The ability to replicate data with other DB2 servers means clients that outgrow DB2 Express can migrate more easily to other editions of DB2, said officials of IBM, based in Armonk, N.Y.
Database rivals Microsoft and Oracle also offer free versions of their database products. Traditionally, the free database offerings from the three vendors have been seen by many as an answer to open-source database providers such as My SQL, headquartered in Uppsala, Sweden.
However, officials at MySQL, which already offered a free database with optional support, said they are not concerned by IBMs latest move.

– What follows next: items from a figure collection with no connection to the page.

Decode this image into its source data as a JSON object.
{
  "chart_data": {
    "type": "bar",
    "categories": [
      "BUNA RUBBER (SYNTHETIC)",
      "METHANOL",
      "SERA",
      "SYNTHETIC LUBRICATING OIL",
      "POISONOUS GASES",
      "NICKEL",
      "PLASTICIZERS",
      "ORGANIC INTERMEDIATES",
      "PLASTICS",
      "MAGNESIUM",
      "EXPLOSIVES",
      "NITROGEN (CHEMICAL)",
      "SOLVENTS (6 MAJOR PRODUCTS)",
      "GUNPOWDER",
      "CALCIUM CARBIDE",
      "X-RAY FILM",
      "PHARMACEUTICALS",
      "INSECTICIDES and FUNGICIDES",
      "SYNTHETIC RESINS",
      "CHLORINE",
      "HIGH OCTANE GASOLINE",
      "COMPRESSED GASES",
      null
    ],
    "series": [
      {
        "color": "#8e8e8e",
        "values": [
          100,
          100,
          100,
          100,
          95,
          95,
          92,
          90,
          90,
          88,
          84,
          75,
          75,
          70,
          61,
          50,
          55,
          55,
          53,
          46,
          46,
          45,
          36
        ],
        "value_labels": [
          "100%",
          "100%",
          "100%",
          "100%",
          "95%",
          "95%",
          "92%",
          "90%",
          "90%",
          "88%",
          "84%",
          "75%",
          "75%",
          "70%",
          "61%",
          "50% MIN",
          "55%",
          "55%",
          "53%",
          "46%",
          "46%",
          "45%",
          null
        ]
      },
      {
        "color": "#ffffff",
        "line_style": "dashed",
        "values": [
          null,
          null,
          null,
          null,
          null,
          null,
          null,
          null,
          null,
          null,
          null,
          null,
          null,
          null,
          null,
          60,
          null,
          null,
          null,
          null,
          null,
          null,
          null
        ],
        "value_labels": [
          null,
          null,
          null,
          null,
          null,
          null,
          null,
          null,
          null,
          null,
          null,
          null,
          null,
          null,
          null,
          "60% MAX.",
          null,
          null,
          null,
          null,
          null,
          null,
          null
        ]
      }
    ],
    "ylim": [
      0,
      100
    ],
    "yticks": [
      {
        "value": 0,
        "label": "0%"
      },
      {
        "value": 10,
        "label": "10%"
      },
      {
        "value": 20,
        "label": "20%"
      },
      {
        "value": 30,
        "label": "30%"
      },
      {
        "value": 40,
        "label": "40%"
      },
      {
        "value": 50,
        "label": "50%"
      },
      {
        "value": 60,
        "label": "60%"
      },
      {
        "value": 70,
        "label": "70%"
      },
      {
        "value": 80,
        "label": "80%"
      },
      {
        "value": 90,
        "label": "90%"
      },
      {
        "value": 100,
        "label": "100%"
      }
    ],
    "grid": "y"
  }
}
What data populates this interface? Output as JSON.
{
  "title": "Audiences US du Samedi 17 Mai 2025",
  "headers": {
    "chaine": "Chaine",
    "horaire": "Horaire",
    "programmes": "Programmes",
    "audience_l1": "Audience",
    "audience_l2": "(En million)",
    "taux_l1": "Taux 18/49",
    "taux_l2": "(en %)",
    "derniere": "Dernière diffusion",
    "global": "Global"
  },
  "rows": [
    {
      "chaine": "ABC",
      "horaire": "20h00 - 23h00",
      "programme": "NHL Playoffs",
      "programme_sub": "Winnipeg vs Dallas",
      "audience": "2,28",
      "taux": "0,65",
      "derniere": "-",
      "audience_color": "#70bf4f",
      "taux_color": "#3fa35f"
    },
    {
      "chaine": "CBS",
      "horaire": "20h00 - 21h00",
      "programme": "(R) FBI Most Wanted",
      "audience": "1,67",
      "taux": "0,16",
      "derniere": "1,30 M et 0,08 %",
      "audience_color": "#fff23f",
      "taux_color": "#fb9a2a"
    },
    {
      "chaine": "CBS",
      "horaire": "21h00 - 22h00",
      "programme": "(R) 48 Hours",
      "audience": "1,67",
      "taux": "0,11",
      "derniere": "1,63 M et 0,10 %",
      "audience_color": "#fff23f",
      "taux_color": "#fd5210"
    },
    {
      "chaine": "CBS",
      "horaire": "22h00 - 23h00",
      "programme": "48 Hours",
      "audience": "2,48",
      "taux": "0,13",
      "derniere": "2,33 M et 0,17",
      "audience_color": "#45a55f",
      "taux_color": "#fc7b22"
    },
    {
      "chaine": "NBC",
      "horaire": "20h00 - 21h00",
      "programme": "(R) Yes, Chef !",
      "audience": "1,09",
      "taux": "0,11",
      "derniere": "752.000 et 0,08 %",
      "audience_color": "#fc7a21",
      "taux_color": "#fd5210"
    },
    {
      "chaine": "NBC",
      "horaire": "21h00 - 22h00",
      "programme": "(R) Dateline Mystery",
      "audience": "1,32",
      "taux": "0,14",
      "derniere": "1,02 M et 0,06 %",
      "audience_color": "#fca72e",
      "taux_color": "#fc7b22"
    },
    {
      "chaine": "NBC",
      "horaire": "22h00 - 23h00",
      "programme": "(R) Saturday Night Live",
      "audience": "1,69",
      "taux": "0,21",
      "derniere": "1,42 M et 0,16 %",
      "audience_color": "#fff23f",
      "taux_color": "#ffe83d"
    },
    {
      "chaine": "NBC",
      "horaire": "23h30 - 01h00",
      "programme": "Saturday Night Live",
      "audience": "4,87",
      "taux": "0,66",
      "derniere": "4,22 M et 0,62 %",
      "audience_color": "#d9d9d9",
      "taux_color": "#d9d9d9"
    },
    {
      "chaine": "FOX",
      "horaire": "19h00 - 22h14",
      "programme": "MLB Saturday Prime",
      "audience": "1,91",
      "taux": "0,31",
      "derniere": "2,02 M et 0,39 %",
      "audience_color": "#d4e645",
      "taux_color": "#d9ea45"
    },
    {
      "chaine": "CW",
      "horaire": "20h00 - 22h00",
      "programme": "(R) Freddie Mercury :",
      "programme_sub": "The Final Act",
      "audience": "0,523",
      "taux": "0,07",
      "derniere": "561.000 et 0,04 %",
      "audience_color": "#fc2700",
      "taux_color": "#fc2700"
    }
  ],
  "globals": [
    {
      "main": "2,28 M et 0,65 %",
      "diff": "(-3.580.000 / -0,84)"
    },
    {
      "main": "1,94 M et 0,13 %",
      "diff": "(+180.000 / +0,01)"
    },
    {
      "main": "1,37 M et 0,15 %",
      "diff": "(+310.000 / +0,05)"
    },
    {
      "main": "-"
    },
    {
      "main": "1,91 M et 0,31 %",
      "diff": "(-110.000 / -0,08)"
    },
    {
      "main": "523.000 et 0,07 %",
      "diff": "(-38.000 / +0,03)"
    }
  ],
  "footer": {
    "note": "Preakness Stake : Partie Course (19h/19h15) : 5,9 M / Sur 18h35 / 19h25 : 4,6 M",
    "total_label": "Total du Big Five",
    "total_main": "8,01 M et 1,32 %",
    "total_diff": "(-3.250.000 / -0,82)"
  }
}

"First off, we dont believe that MySQL competes against DB2 Express-C at all," said Zack Urlocker, MySQLs executive vice president of products. "Our user bases have completely different database needs and applications. Most of the time, we see MySQL co-existing with the big three databases in the IT data center. If IBMs DB2 Express-C users need support for their applications, we think its great that IBM is offering it to them."
The support option is available at a price of $2,995, according to IBM.